“What went wrong?” was a question often on my mind as I worked through the Korea material. For most of my adult life I have had a problem with certain things, and at times it has threatened to get me down. What exactly was the problem in Korea?
I believe that the problem had to do with identity, and specifically the role that environment plays in its development.
The environment in which my identity had been nicely developing until I was about fourteen years old changed dramatically within the space of a few weeks. From that time on – my early teens – I was constantly confronted by failure, for the simple reason that the measure of success was always money, manifested in the clothes you wore, what you could afford and what not, where you and your family lived, and your status in the community. This was compounded by Unpaid Debt, and the fact that goods such as furniture and a few boxes of childhood toys that were stored in a garage could be carted away by people who had the right to take it because of the unsettled debt.
I had to absorb all this new information in my process of developing identity. No surprise that shortly after my life had entered this period I increasingly started defining my identity within the framework of fundamentalist religion.

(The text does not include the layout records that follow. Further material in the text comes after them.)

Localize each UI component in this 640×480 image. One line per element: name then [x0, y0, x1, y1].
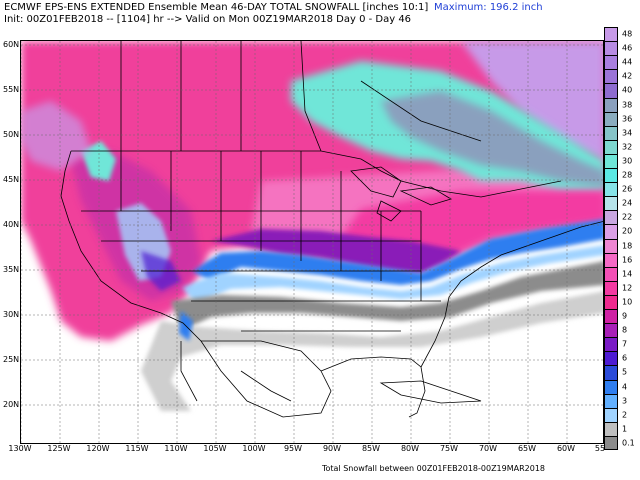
lon-label: 60W [556, 444, 576, 453]
lon-label: 85W [361, 444, 381, 453]
legend-label: 42 [622, 71, 633, 81]
legend-swatch [604, 168, 618, 183]
legend-swatch [604, 69, 618, 84]
legend-label: 40 [622, 85, 633, 95]
legend-label: 4 [622, 382, 628, 392]
legend-swatch [604, 421, 618, 437]
map-subtitle: Init: 00Z01FEB2018 -- [1104] hr --> Vali… [4, 14, 412, 25]
lat-label: 30N [3, 310, 20, 319]
lon-label: 70W [478, 444, 498, 453]
legend-swatch [604, 83, 618, 98]
legend-label: 28 [622, 170, 633, 180]
legend-swatch [604, 238, 618, 254]
legend-swatch [604, 41, 618, 56]
map-title: ECMWF EPS-ENS EXTENDED Ensemble Mean 46-… [4, 2, 429, 13]
legend-label: 18 [622, 241, 633, 251]
lon-label: 130W [8, 444, 32, 453]
color-legend: 48 46 44 42 40 38 36 34 32 30 28 26 24 22 20 18 16 14 12 10… [604, 27, 640, 451]
lat-label: 60N [3, 40, 20, 49]
legend-label: 9 [622, 311, 628, 321]
lon-label: 110W [164, 444, 188, 453]
legend-label: 24 [622, 198, 633, 208]
valid-range-caption: Total Snowfall between 00Z01FEB2018-00Z1… [322, 464, 546, 473]
legend-label: 22 [622, 212, 633, 222]
snowfall-map [20, 40, 604, 444]
lon-label: 115W [125, 444, 149, 453]
legend-label: 2 [622, 410, 628, 420]
legend-swatch [604, 407, 618, 423]
legend-label: 32 [622, 142, 633, 152]
legend-label: 16 [622, 255, 633, 265]
lon-label: 65W [517, 444, 537, 453]
legend-label: 14 [622, 269, 633, 279]
boundary-lines [60, 41, 603, 418]
legend-swatch [604, 182, 618, 197]
legend-label: 10 [622, 297, 633, 307]
lon-label: 80W [400, 444, 420, 453]
legend-swatch [604, 379, 618, 395]
legend-label: 8 [622, 325, 628, 335]
legend-label: 12 [622, 283, 633, 293]
graticule [21, 41, 603, 443]
lat-label: 50N [3, 130, 20, 139]
legend-label: 36 [622, 114, 633, 124]
legend-label: 7 [622, 339, 628, 349]
legend-swatch [604, 323, 618, 338]
legend-swatch [604, 252, 618, 268]
lon-label: 105W [203, 444, 227, 453]
lon-label: 55 [594, 444, 606, 453]
lat-label: 20N [3, 400, 20, 409]
lon-label: 100W [242, 444, 266, 453]
lon-label: 90W [322, 444, 342, 453]
legend-swatch [604, 435, 618, 451]
legend-label: 3 [622, 396, 628, 406]
lat-label: 25N [3, 355, 20, 364]
lon-label: 75W [439, 444, 459, 453]
legend-swatch [604, 210, 618, 225]
legend-swatch [604, 196, 618, 211]
legend-swatch [604, 224, 618, 239]
legend-swatch [604, 27, 618, 42]
legend-label: 30 [622, 156, 633, 166]
legend-swatch [604, 309, 618, 324]
lon-label: 125W [47, 444, 71, 453]
legend-swatch [604, 153, 618, 169]
legend-label: 34 [622, 128, 633, 138]
legend-swatch [604, 351, 618, 366]
legend-swatch [604, 111, 618, 127]
legend-swatch [604, 139, 618, 155]
legend-label: 26 [622, 184, 633, 194]
maximum-label: Maximum: 196.2 inch [434, 2, 543, 13]
legend-label: 0.1 [622, 438, 635, 448]
lat-label: 35N [3, 265, 20, 274]
legend-swatch [604, 125, 618, 141]
legend-swatch [604, 365, 618, 380]
legend-label: 1 [622, 424, 628, 434]
lat-label: 40N [3, 220, 20, 229]
legend-label: 6 [622, 353, 628, 363]
legend-swatch [604, 393, 618, 409]
legend-label: 44 [622, 57, 633, 67]
legend-swatch [604, 294, 618, 310]
lat-label: 55N [3, 85, 20, 94]
legend-swatch [604, 97, 618, 113]
lon-label: 120W [86, 444, 110, 453]
snowfall-shading [21, 41, 603, 411]
legend-swatch [604, 55, 618, 70]
legend-label: 20 [622, 226, 633, 236]
lat-label: 45N [3, 175, 20, 184]
legend-swatch [604, 337, 618, 352]
map-canvas [21, 41, 603, 443]
lon-label: 95W [283, 444, 303, 453]
legend-label: 46 [622, 43, 633, 53]
legend-label: 48 [622, 29, 633, 39]
legend-label: 38 [622, 100, 633, 110]
legend-swatch [604, 280, 618, 296]
legend-swatch [604, 266, 618, 282]
legend-label: 5 [622, 367, 628, 377]
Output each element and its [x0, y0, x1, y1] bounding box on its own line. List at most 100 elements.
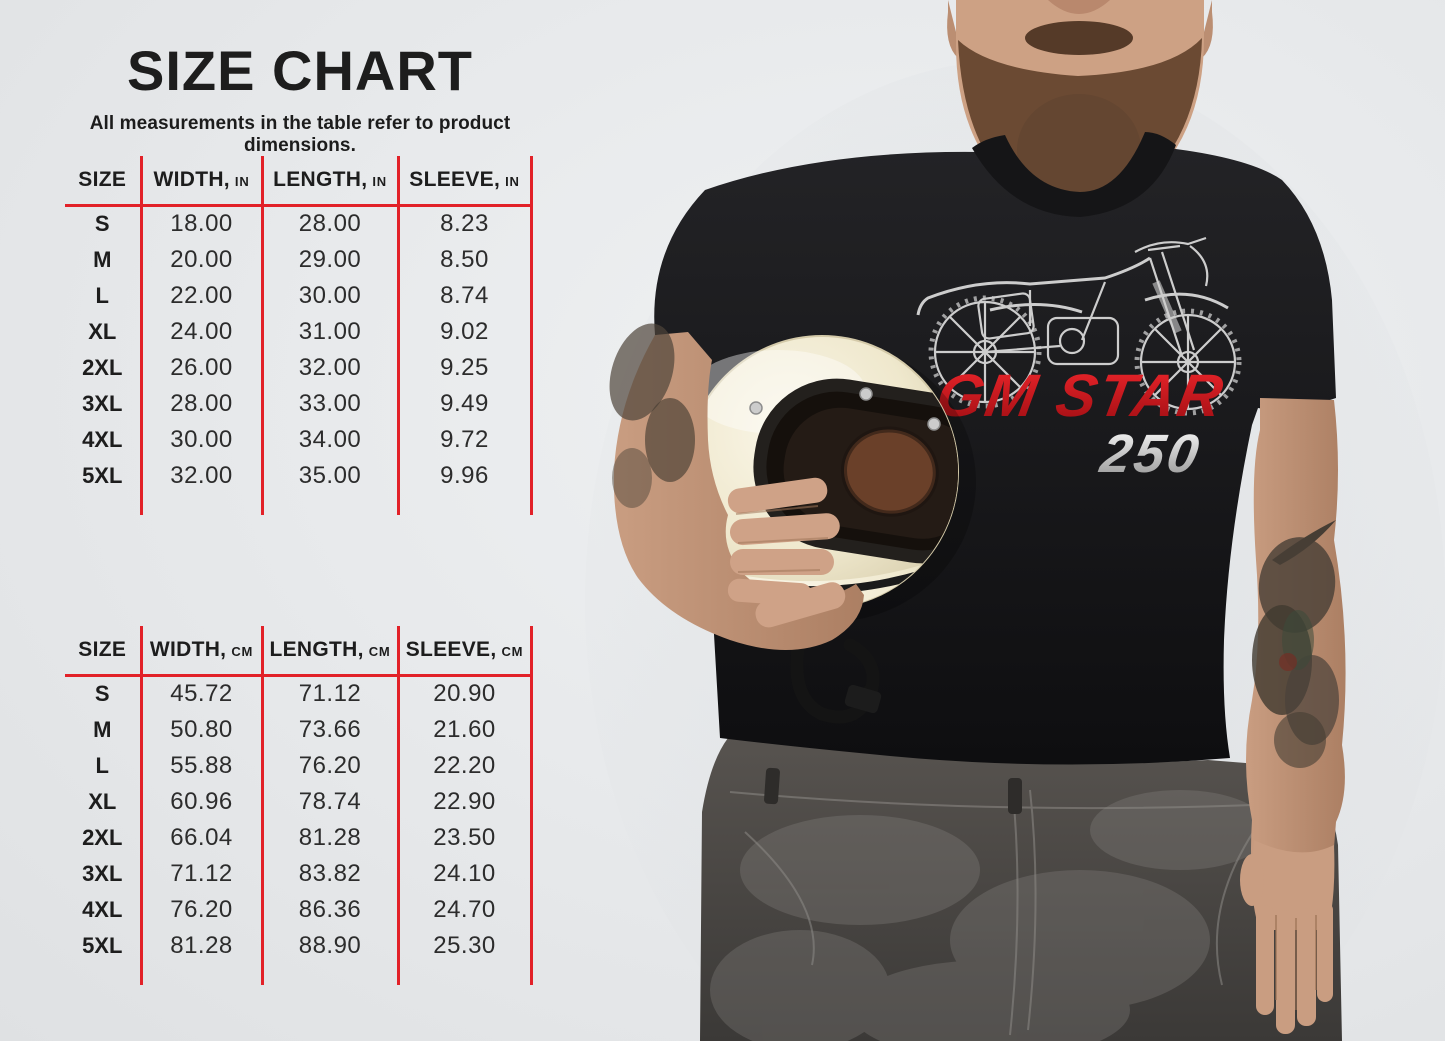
table-row: 2XL 66.04 81.28 23.50	[65, 819, 533, 856]
value-cell: 88.90	[260, 927, 398, 964]
motorcycle-icon	[916, 236, 1242, 416]
value-cell: 55.88	[139, 747, 262, 784]
value-cell: 50.80	[139, 711, 262, 748]
jeans	[700, 738, 1342, 1041]
tshirt-collar	[972, 132, 1176, 217]
value-cell: 26.00	[139, 349, 262, 386]
helmet	[684, 335, 976, 724]
value-cell: 76.20	[139, 891, 262, 928]
value-cell: 8.50	[396, 241, 533, 278]
size-cell: 2XL	[82, 824, 123, 850]
value-cell: 66.04	[139, 819, 262, 856]
col-header-length: LENGTH, IN	[260, 156, 398, 207]
value-cell: 30.00	[139, 421, 262, 458]
col-header-size: SIZE	[65, 156, 141, 207]
table-row: 5XL 32.00 35.00 9.96	[65, 457, 533, 494]
table-row: 3XL 28.00 33.00 9.49	[65, 385, 533, 422]
value-cell: 23.50	[396, 819, 533, 856]
size-cell: L	[95, 752, 109, 778]
value-cell: 71.12	[260, 675, 398, 712]
value-cell: 31.00	[260, 313, 398, 350]
size-cell: 5XL	[82, 932, 123, 958]
size-table-inches: SIZE WIDTH, IN LENGTH, IN SLEEVE, IN S 18.00…	[65, 156, 533, 515]
value-cell: 33.00	[260, 385, 398, 422]
value-cell: 24.10	[396, 855, 533, 892]
table-header-row: SIZE WIDTH, CM LENGTH, CM SLEEVE, CM	[65, 626, 533, 677]
product-photo: GM STAR 250	[585, 0, 1445, 1041]
value-cell: 25.30	[396, 927, 533, 964]
size-cell: 4XL	[82, 426, 123, 452]
size-cell: 2XL	[82, 354, 123, 380]
value-cell: 83.82	[260, 855, 398, 892]
col-header-sleeve: SLEEVE, IN	[396, 156, 533, 207]
helmet-rivets	[749, 387, 941, 431]
table-row: L 55.88 76.20 22.20	[65, 747, 533, 784]
size-cell: S	[94, 211, 110, 237]
value-cell: 21.60	[396, 711, 533, 748]
left-hand-fingers	[727, 477, 846, 628]
size-cell: M	[93, 246, 112, 272]
value-cell: 60.96	[139, 783, 262, 820]
left-arm	[609, 323, 864, 650]
table-spacer-row	[65, 493, 533, 515]
table-row: XL 24.00 31.00 9.02	[65, 313, 533, 350]
page-subtitle: All measurements in the table refer to p…	[89, 112, 511, 156]
col-header-sleeve: SLEEVE, CM	[396, 626, 533, 677]
size-cell: S	[94, 681, 110, 707]
right-hand	[1240, 840, 1335, 1034]
value-cell: 28.00	[139, 385, 262, 422]
value-cell: 22.90	[396, 783, 533, 820]
size-cell: 3XL	[82, 860, 123, 886]
value-cell: 24.00	[139, 313, 262, 350]
size-cell: 4XL	[82, 896, 123, 922]
page-title: SIZE CHART	[127, 39, 473, 102]
chart-header: SIZE CHART All measurements in the table…	[35, 39, 565, 157]
value-cell: 34.00	[260, 421, 398, 458]
table-row: XL 60.96 78.74 22.90	[65, 783, 533, 820]
value-cell: 20.90	[396, 675, 533, 712]
col-header-width: WIDTH, CM	[139, 626, 262, 677]
value-cell: 9.96	[396, 457, 533, 494]
table-row: 4XL 76.20 86.36 24.70	[65, 891, 533, 928]
size-cell: 3XL	[82, 390, 123, 416]
table-row: L 22.00 30.00 8.74	[65, 277, 533, 314]
value-cell: 81.28	[139, 927, 262, 964]
value-cell: 28.00	[260, 205, 398, 242]
value-cell: 20.00	[139, 241, 262, 278]
table-row: S 18.00 28.00 8.23	[65, 205, 533, 242]
table-row: M 20.00 29.00 8.50	[65, 241, 533, 278]
tshirt-brand-text: GM STAR	[932, 361, 1230, 428]
col-header-length: LENGTH, CM	[260, 626, 398, 677]
value-cell: 9.25	[396, 349, 533, 386]
table-row: M 50.80 73.66 21.60	[65, 711, 533, 748]
value-cell: 76.20	[260, 747, 398, 784]
table-row: S 45.72 71.12 20.90	[65, 675, 533, 712]
size-cell: XL	[88, 318, 117, 344]
size-cell: 5XL	[82, 462, 123, 488]
value-cell: 24.70	[396, 891, 533, 928]
value-cell: 8.74	[396, 277, 533, 314]
table-spacer-row	[65, 963, 533, 985]
value-cell: 78.74	[260, 783, 398, 820]
value-cell: 35.00	[260, 457, 398, 494]
value-cell: 22.20	[396, 747, 533, 784]
value-cell: 9.49	[396, 385, 533, 422]
table-row: 4XL 30.00 34.00 9.72	[65, 421, 533, 458]
right-arm	[1240, 398, 1346, 1034]
forearm-tattoo	[1252, 520, 1339, 768]
size-cell: L	[95, 282, 109, 308]
table-row: 2XL 26.00 32.00 9.25	[65, 349, 533, 386]
value-cell: 30.00	[260, 277, 398, 314]
value-cell: 71.12	[139, 855, 262, 892]
value-cell: 9.72	[396, 421, 533, 458]
table-row: 5XL 81.28 88.90 25.30	[65, 927, 533, 964]
size-cell: XL	[88, 788, 117, 814]
value-cell: 29.00	[260, 241, 398, 278]
value-cell: 86.36	[260, 891, 398, 928]
tshirt-model-text: 250	[1095, 423, 1206, 484]
value-cell: 73.66	[260, 711, 398, 748]
col-header-width: WIDTH, IN	[139, 156, 262, 207]
table-row: 3XL 71.12 83.82 24.10	[65, 855, 533, 892]
value-cell: 8.23	[396, 205, 533, 242]
value-cell: 45.72	[139, 675, 262, 712]
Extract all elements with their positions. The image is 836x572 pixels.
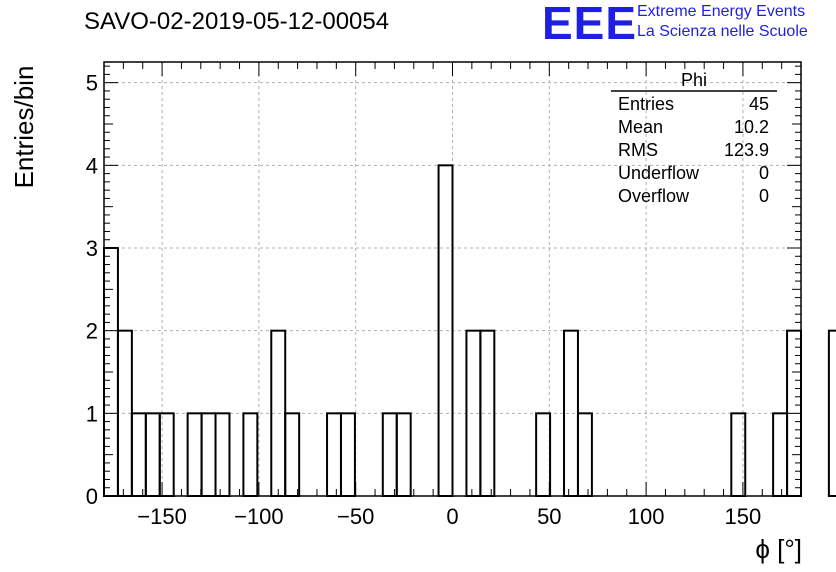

My early twenties arrived in a socio-economic environment that had not improved much since my teenage years. Due to various reasons, fundamentalist religion had also begun to lose its lustre as a determinant of identity for me. And all of this at a time when I had to raise my hand and say, “Here’s another young adult man. Where should I stand?”
By the time I started eating kimchi and sticky rice for breakfast in Korea, I had acquired a lot of knowledge, understood little, clearly knew “something” was wrong with “something”, and I still couldn’t quite work out where my place on the parade ground was. What exactly was wrong and what should be my struggle would take another few years to express in the proper vocabulary.